Probate and administration – Proof of will in solemn form – Subsequent will made by testator lacking testamentary capacity – Undefended action
Delivered: 6 February 2012
Coram: EM HEENAN J
51 Having regard to the evidence, I am satisfied that there is every reason to conclude that because of deteriorating mental capacity by Mr Rendle which had occurred progressively from the late 1990s and which, by 2002, was apparent from his episodes of confusion, lack of comprehension and difficulties in coping with daily activities, particularly his forgetfulness, demonstrate that Mr Rendle did not have requisite testamentary capacity at the time of the execution of the second will and that there is, therefore, no reason to conclude that it is valid. The presumptions of validity which, otherwise, would arise from a testamentary document, apparently rational on its face, duly executed and witnessed with an attestation clause, have been nullified by the evidence of lack of mental capacity.

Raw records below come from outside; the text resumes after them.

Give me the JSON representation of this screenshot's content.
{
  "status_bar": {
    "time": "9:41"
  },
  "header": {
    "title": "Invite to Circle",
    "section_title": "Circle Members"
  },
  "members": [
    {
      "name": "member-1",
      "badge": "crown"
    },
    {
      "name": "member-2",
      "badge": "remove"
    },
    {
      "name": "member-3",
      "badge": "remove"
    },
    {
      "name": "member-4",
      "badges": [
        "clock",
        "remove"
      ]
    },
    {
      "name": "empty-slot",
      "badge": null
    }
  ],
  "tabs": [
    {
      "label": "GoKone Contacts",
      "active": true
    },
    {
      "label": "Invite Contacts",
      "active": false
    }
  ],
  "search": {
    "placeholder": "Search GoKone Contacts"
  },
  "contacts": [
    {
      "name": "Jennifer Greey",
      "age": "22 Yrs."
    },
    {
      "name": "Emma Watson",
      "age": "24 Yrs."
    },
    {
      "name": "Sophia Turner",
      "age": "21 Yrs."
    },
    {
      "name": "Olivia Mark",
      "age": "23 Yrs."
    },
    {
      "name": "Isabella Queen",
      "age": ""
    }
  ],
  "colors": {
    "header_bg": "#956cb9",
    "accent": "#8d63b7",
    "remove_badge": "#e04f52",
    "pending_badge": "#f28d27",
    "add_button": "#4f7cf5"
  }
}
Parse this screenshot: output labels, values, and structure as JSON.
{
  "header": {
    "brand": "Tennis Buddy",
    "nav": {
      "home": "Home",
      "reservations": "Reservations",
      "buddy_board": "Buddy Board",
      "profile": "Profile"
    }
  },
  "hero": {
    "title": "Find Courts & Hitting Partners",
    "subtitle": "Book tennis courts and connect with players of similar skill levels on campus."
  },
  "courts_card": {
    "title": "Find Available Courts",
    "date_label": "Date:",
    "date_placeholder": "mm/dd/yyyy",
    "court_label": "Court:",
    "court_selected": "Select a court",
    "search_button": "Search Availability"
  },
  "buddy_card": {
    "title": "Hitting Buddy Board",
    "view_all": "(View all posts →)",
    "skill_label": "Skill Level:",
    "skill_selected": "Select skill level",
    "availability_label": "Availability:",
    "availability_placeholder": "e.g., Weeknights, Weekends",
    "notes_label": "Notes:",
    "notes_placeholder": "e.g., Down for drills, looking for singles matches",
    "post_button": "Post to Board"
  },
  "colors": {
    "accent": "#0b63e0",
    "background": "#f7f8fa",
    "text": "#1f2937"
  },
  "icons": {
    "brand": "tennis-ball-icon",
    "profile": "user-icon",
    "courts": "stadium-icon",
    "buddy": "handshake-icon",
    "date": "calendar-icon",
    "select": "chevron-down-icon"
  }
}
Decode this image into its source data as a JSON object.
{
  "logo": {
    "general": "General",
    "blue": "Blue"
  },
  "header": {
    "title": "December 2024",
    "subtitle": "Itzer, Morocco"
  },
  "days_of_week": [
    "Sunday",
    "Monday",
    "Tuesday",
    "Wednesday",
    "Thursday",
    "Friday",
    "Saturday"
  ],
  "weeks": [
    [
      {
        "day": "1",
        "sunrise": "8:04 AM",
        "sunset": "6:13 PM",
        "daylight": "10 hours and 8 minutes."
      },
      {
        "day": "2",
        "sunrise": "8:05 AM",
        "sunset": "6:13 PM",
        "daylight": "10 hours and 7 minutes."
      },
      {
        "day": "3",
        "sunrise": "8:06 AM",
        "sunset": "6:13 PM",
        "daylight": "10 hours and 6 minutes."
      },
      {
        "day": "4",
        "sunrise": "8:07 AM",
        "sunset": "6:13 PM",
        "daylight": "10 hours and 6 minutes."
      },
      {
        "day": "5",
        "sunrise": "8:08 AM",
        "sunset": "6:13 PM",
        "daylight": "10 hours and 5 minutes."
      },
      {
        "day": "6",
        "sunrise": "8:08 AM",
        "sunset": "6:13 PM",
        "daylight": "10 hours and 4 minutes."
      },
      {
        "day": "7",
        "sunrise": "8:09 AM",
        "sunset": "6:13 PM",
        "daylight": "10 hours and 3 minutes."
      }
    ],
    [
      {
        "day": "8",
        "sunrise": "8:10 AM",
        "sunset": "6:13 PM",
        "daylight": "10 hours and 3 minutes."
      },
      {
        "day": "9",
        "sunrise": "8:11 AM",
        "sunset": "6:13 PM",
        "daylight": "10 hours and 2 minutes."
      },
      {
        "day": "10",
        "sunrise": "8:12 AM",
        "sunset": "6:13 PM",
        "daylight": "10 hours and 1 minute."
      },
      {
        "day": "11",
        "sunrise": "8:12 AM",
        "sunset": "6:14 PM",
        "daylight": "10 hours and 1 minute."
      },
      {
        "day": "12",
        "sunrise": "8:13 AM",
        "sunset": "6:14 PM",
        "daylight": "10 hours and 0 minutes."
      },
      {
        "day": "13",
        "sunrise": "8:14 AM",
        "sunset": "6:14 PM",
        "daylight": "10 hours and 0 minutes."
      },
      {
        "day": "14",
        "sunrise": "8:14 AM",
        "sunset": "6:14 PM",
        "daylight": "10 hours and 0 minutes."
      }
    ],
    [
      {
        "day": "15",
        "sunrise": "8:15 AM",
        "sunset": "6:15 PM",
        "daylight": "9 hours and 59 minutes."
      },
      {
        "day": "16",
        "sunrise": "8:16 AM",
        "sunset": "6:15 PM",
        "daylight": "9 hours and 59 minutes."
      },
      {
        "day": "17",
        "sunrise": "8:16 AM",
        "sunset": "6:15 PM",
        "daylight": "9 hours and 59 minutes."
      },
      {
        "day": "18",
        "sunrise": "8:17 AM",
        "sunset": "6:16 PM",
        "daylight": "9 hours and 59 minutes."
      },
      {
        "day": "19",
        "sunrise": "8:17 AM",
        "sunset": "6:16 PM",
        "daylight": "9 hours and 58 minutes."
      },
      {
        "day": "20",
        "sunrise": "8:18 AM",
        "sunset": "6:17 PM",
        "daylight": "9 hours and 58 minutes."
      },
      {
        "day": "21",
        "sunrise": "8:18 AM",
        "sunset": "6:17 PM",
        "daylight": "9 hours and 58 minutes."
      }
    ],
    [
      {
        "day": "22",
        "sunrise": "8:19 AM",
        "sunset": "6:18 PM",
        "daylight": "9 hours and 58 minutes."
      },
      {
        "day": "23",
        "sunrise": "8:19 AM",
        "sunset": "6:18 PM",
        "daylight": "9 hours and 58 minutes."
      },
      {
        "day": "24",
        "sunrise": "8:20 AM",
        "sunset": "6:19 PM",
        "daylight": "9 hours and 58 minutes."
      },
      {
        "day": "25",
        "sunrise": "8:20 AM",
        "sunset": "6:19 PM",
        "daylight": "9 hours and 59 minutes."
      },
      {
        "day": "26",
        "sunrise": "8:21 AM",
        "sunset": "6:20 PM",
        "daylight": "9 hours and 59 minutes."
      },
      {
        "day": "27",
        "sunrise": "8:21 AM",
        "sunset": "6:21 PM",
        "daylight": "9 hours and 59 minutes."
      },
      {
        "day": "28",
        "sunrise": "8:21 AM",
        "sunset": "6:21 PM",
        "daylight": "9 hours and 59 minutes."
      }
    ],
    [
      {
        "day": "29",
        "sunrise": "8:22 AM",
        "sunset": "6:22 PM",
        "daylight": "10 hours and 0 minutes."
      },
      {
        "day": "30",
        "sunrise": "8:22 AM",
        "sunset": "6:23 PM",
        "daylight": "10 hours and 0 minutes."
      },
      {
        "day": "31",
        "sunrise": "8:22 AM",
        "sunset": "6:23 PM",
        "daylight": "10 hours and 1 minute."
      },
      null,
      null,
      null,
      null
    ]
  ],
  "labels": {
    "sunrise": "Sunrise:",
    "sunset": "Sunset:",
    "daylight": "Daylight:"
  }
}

54 The cases support the following propositions. The propounder of an earlier will is not under any duty to establish that a later will is invalid or has no effect: Hoare v Reyburn [2010] WASC 301; and Thornhill v Thomas [2010] WASC 297 [15]. The onus of proving a later will rests upon any person seeking to propound it Re Grey Smith (dec) [1978] VR 596 and Thornhill v Thomas. An executor named in a will is under no duty to propound that will if he is not satisfied that it should be proved, but if and when he does propound a will, even a penultimate will, then he is entitled to put forward only evidence that is in its favour Re Levy (dec) (No 2) [1957] VR 662, 665. Similarly, the court is under no duty to satisfy itself by an independent investigation of the validity of some other later will Re Levy (665). As observed by Murray J in Re Grey Smith, the position is that where an executor established circumstances giving rise to a wellfounded suspicion that a later testamentary document does not represent the true will of a capable testator then, provided that notice has been given to all interested parties and none has come forward to propound the later document, the court should ignore the later document. In the present case, not only has no person with any interest sought to prove or claim under the second will, but the evidence establishes circumstances giving rise to a wellfounded suspicion as to lack of testamentary capacity at the time of the later will see Re Grey Smith.